Think of it like this: if you want to study the effect of a drug, then you could theoretically give the drug to a random person and a placebo to another random person. But the genes of those two people are very different. If you knew that the effect of a drug had a lot to do with whether you inherited specific genes from your mother or father, then you could design an experiment that included parents.

Researchers can do this with inbred mouse models because the offspring are genetically identical to their parents. Researchers can find out if genes come from a specific parent or a specific breed of mouse.

This is the genius of the statistical methodology developed by Valdar and his postdoctoral fellow Alan Lenarcic. Their model can tease apart the genetics of a complex response to a drug.

In the case of haloperidol, they found that one side effect, such as muscle rigidity, involved  a different set of genes than other side effects, such as spasms.

So, think of the complexity. One person takes a drug and has a set of side effects, all of which could involve different genes. A second person takes the same drug and has different side effects. And those side effects involve completely different genes.

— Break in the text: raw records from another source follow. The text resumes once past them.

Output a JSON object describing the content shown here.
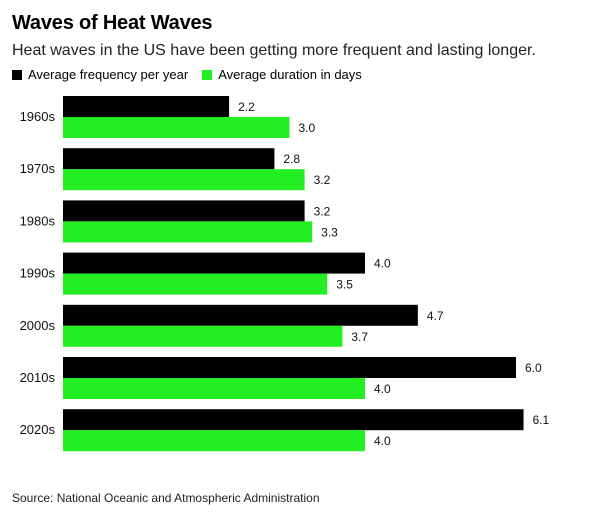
{
  "title": "Waves of Heat Waves",
  "subtitle": "Heat waves in the US have been getting more frequent and lasting longer.",
  "source": "Source: National Oceanic and Atmospheric Administration",
  "colors": {
    "frequency": "#000000",
    "duration": "#22ee22"
  },
  "chart_data": {
    "type": "bar",
    "orientation": "horizontal",
    "categories": [
      "1960s",
      "1970s",
      "1980s",
      "1990s",
      "2000s",
      "2010s",
      "2020s"
    ],
    "series": [
      {
        "name": "Average frequency per year",
        "values": [
          2.2,
          2.8,
          3.2,
          4.0,
          4.7,
          6.0,
          6.1
        ],
        "labels": [
          "2.2",
          "2.8",
          "3.2",
          "4.0",
          "4.7",
          "6.0",
          "6.1"
        ]
      },
      {
        "name": "Average duration in days",
        "values": [
          3.0,
          3.2,
          3.3,
          3.5,
          3.7,
          4.0,
          4.0
        ],
        "labels": [
          "3.0",
          "3.2",
          "3.3",
          "3.5",
          "3.7",
          "4.0",
          "4.0"
        ]
      }
    ],
    "xlim": [
      0,
      6.1
    ],
    "legend": "top-left",
    "grid": false
  }
}
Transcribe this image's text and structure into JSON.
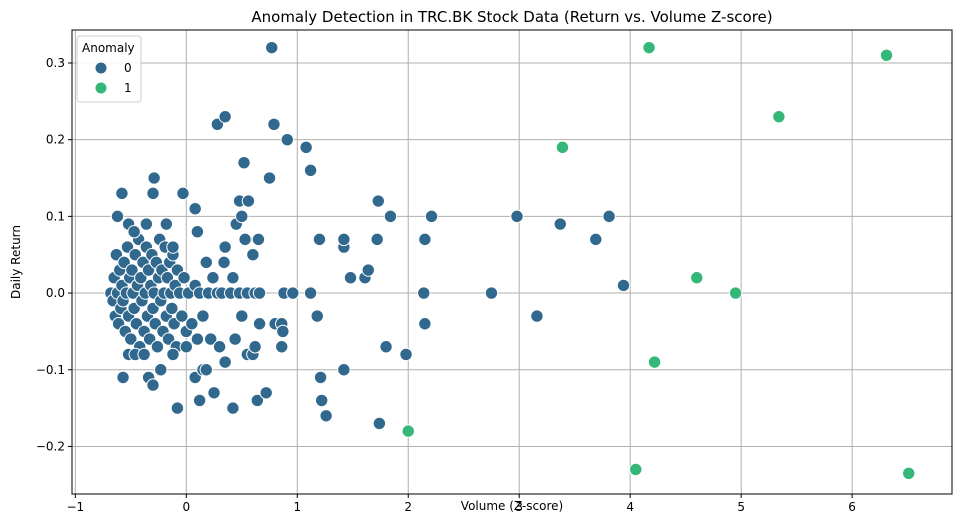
{
  "chart_data": {
    "type": "scatter",
    "title": "Anomaly Detection in TRC.BK Stock Data (Return vs. Volume Z-score)",
    "xlabel": "Volume (Z-score)",
    "ylabel": "Daily Return",
    "xlim": [
      -1.03,
      6.9
    ],
    "ylim": [
      -0.262,
      0.343
    ],
    "xticks": [
      -1,
      0,
      1,
      2,
      3,
      4,
      5,
      6
    ],
    "xtick_labels": [
      "−1",
      "0",
      "1",
      "2",
      "3",
      "4",
      "5",
      "6"
    ],
    "yticks": [
      -0.2,
      -0.1,
      0.0,
      0.1,
      0.2,
      0.3
    ],
    "ytick_labels": [
      "−0.2",
      "−0.1",
      "0.0",
      "0.1",
      "0.2",
      "0.3"
    ],
    "grid": true,
    "legend": {
      "title": "Anomaly",
      "position": "top-left",
      "entries": [
        "0",
        "1"
      ]
    },
    "colors": {
      "0": "#31688e",
      "1": "#35b779"
    },
    "series": [
      {
        "name": "0",
        "points": [
          [
            -0.68,
            0.0
          ],
          [
            -0.66,
            -0.01
          ],
          [
            -0.65,
            0.02
          ],
          [
            -0.64,
            -0.03
          ],
          [
            -0.63,
            0.05
          ],
          [
            -0.62,
            0.0
          ],
          [
            -0.61,
            -0.04
          ],
          [
            -0.6,
            0.03
          ],
          [
            -0.59,
            -0.02
          ],
          [
            -0.58,
            0.01
          ],
          [
            -0.57,
            -0.01
          ],
          [
            -0.56,
            0.04
          ],
          [
            -0.55,
            -0.05
          ],
          [
            -0.54,
            0.0
          ],
          [
            -0.53,
            0.06
          ],
          [
            -0.52,
            -0.03
          ],
          [
            -0.51,
            0.02
          ],
          [
            -0.5,
            -0.06
          ],
          [
            -0.49,
            0.03
          ],
          [
            -0.48,
            0.0
          ],
          [
            -0.47,
            -0.02
          ],
          [
            -0.46,
            0.05
          ],
          [
            -0.45,
            -0.04
          ],
          [
            -0.44,
            0.01
          ],
          [
            -0.43,
            0.07
          ],
          [
            -0.42,
            -0.07
          ],
          [
            -0.41,
            0.02
          ],
          [
            -0.4,
            -0.01
          ],
          [
            -0.39,
            0.04
          ],
          [
            -0.38,
            -0.05
          ],
          [
            -0.37,
            0.0
          ],
          [
            -0.36,
            0.06
          ],
          [
            -0.35,
            -0.03
          ],
          [
            -0.34,
            0.03
          ],
          [
            -0.33,
            -0.06
          ],
          [
            -0.32,
            0.01
          ],
          [
            -0.31,
            0.05
          ],
          [
            -0.3,
            -0.02
          ],
          [
            -0.29,
            0.0
          ],
          [
            -0.28,
            -0.04
          ],
          [
            -0.27,
            0.04
          ],
          [
            -0.26,
            -0.07
          ],
          [
            -0.25,
            0.02
          ],
          [
            -0.24,
            0.07
          ],
          [
            -0.23,
            -0.01
          ],
          [
            -0.22,
            0.03
          ],
          [
            -0.21,
            -0.05
          ],
          [
            -0.2,
            0.0
          ],
          [
            -0.19,
            0.06
          ],
          [
            -0.18,
            -0.03
          ],
          [
            -0.17,
            0.02
          ],
          [
            -0.16,
            -0.06
          ],
          [
            -0.15,
            0.04
          ],
          [
            -0.14,
            0.0
          ],
          [
            -0.13,
            -0.02
          ],
          [
            -0.12,
            0.05
          ],
          [
            -0.11,
            -0.04
          ],
          [
            -0.1,
            0.01
          ],
          [
            -0.09,
            -0.07
          ],
          [
            -0.08,
            0.03
          ],
          [
            -0.06,
            0.0
          ],
          [
            -0.04,
            -0.03
          ],
          [
            -0.02,
            0.02
          ],
          [
            0.0,
            -0.05
          ],
          [
            0.02,
            0.0
          ],
          [
            0.05,
            -0.04
          ],
          [
            0.08,
            0.01
          ],
          [
            0.1,
            -0.06
          ],
          [
            0.12,
            0.0
          ],
          [
            0.15,
            -0.03
          ],
          [
            -0.62,
            0.1
          ],
          [
            -0.58,
            0.13
          ],
          [
            -0.52,
            0.09
          ],
          [
            -0.47,
            0.08
          ],
          [
            -0.36,
            0.09
          ],
          [
            -0.3,
            0.13
          ],
          [
            -0.29,
            0.15
          ],
          [
            -0.18,
            0.09
          ],
          [
            -0.12,
            0.06
          ],
          [
            -0.03,
            0.13
          ],
          [
            0.08,
            0.11
          ],
          [
            0.1,
            0.08
          ],
          [
            -0.57,
            -0.11
          ],
          [
            -0.52,
            -0.08
          ],
          [
            -0.46,
            -0.08
          ],
          [
            -0.38,
            -0.08
          ],
          [
            -0.34,
            -0.11
          ],
          [
            -0.3,
            -0.12
          ],
          [
            -0.23,
            -0.1
          ],
          [
            -0.12,
            -0.08
          ],
          [
            -0.08,
            -0.15
          ],
          [
            0.0,
            -0.07
          ],
          [
            0.08,
            -0.11
          ],
          [
            0.12,
            -0.14
          ],
          [
            0.15,
            -0.1
          ],
          [
            0.18,
            -0.1
          ],
          [
            0.25,
            -0.13
          ],
          [
            0.22,
            -0.06
          ],
          [
            0.3,
            -0.07
          ],
          [
            0.35,
            -0.09
          ],
          [
            0.42,
            -0.15
          ],
          [
            0.44,
            -0.06
          ],
          [
            0.5,
            -0.03
          ],
          [
            0.55,
            -0.08
          ],
          [
            0.6,
            -0.08
          ],
          [
            0.62,
            -0.07
          ],
          [
            0.64,
            -0.14
          ],
          [
            0.66,
            -0.04
          ],
          [
            0.72,
            -0.13
          ],
          [
            0.8,
            -0.04
          ],
          [
            0.86,
            -0.04
          ],
          [
            0.86,
            -0.07
          ],
          [
            0.87,
            -0.05
          ],
          [
            0.18,
            0.04
          ],
          [
            0.24,
            0.02
          ],
          [
            0.34,
            0.04
          ],
          [
            0.35,
            0.06
          ],
          [
            0.42,
            0.02
          ],
          [
            0.45,
            0.09
          ],
          [
            0.48,
            0.12
          ],
          [
            0.5,
            0.1
          ],
          [
            0.52,
            0.17
          ],
          [
            0.53,
            0.07
          ],
          [
            0.56,
            0.12
          ],
          [
            0.6,
            0.05
          ],
          [
            0.64,
            0.07
          ],
          [
            0.65,
            0.07
          ],
          [
            0.75,
            0.15
          ],
          [
            0.79,
            0.22
          ],
          [
            0.91,
            0.2
          ],
          [
            0.28,
            0.22
          ],
          [
            0.35,
            0.23
          ],
          [
            0.77,
            0.32
          ],
          [
            0.2,
            0.0
          ],
          [
            0.28,
            0.0
          ],
          [
            0.32,
            0.0
          ],
          [
            0.4,
            0.0
          ],
          [
            0.48,
            0.0
          ],
          [
            0.55,
            0.0
          ],
          [
            0.62,
            0.0
          ],
          [
            0.66,
            0.0
          ],
          [
            0.88,
            0.0
          ],
          [
            0.96,
            0.0
          ],
          [
            1.12,
            0.0
          ],
          [
            1.08,
            0.19
          ],
          [
            1.12,
            0.16
          ],
          [
            1.18,
            -0.03
          ],
          [
            1.2,
            0.07
          ],
          [
            1.21,
            -0.11
          ],
          [
            1.22,
            -0.14
          ],
          [
            1.26,
            -0.16
          ],
          [
            1.42,
            0.06
          ],
          [
            1.42,
            0.07
          ],
          [
            1.42,
            -0.1
          ],
          [
            1.48,
            0.02
          ],
          [
            1.61,
            0.02
          ],
          [
            1.64,
            0.03
          ],
          [
            1.72,
            0.07
          ],
          [
            1.73,
            0.12
          ],
          [
            1.74,
            -0.17
          ],
          [
            1.8,
            -0.07
          ],
          [
            1.84,
            0.1
          ],
          [
            1.98,
            -0.08
          ],
          [
            2.14,
            0.0
          ],
          [
            2.15,
            0.07
          ],
          [
            2.15,
            -0.04
          ],
          [
            2.21,
            0.1
          ],
          [
            2.75,
            0.0
          ],
          [
            2.98,
            0.1
          ],
          [
            3.16,
            -0.03
          ],
          [
            3.37,
            0.09
          ],
          [
            3.69,
            0.07
          ],
          [
            3.81,
            0.1
          ],
          [
            3.94,
            0.01
          ]
        ]
      },
      {
        "name": "1",
        "points": [
          [
            2.0,
            -0.18
          ],
          [
            3.39,
            0.19
          ],
          [
            4.05,
            -0.23
          ],
          [
            4.17,
            0.32
          ],
          [
            4.22,
            -0.09
          ],
          [
            4.6,
            0.02
          ],
          [
            4.95,
            0.0
          ],
          [
            5.34,
            0.23
          ],
          [
            6.31,
            0.31
          ],
          [
            6.51,
            -0.235
          ]
        ]
      }
    ]
  }
}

Still, this finding will allow Valdar, Crowley, Sullivan, and other scientists to design experiments that home in on those sets of genes. Building on each subsequent experiment, researchers using Valdar and Lenarcic’s methodology could eventually pinpoint which genetic variations play roles in the side effects of a given drug.

Down the road, such findings could help doctors who desperately want to help patients without rolling the dice on something as serious haloperidol-induced permanent brain damage.

“That’s part of the promise of our statistical methodology,” Valdar says. “We want to make that decision for doctors a lot easier.”

William Valdar is an assistant professor in the Department of Genetics in the UNC School of Medicine. Patrick Sullivan is the Ray M. Hayworth and Family Distinguished Professor of Psychiatry in the School of Medicine. Along with James Crowley, a research assistant professor, co-first authors of the Genetics paper were Yunjung Kim, also a research assistant professor in Sullivan’s lab, and Alan Lenarcic. Funding for this project was provided by the National Human Genome Research Institute’s Center of Excellence in Genome Sciences.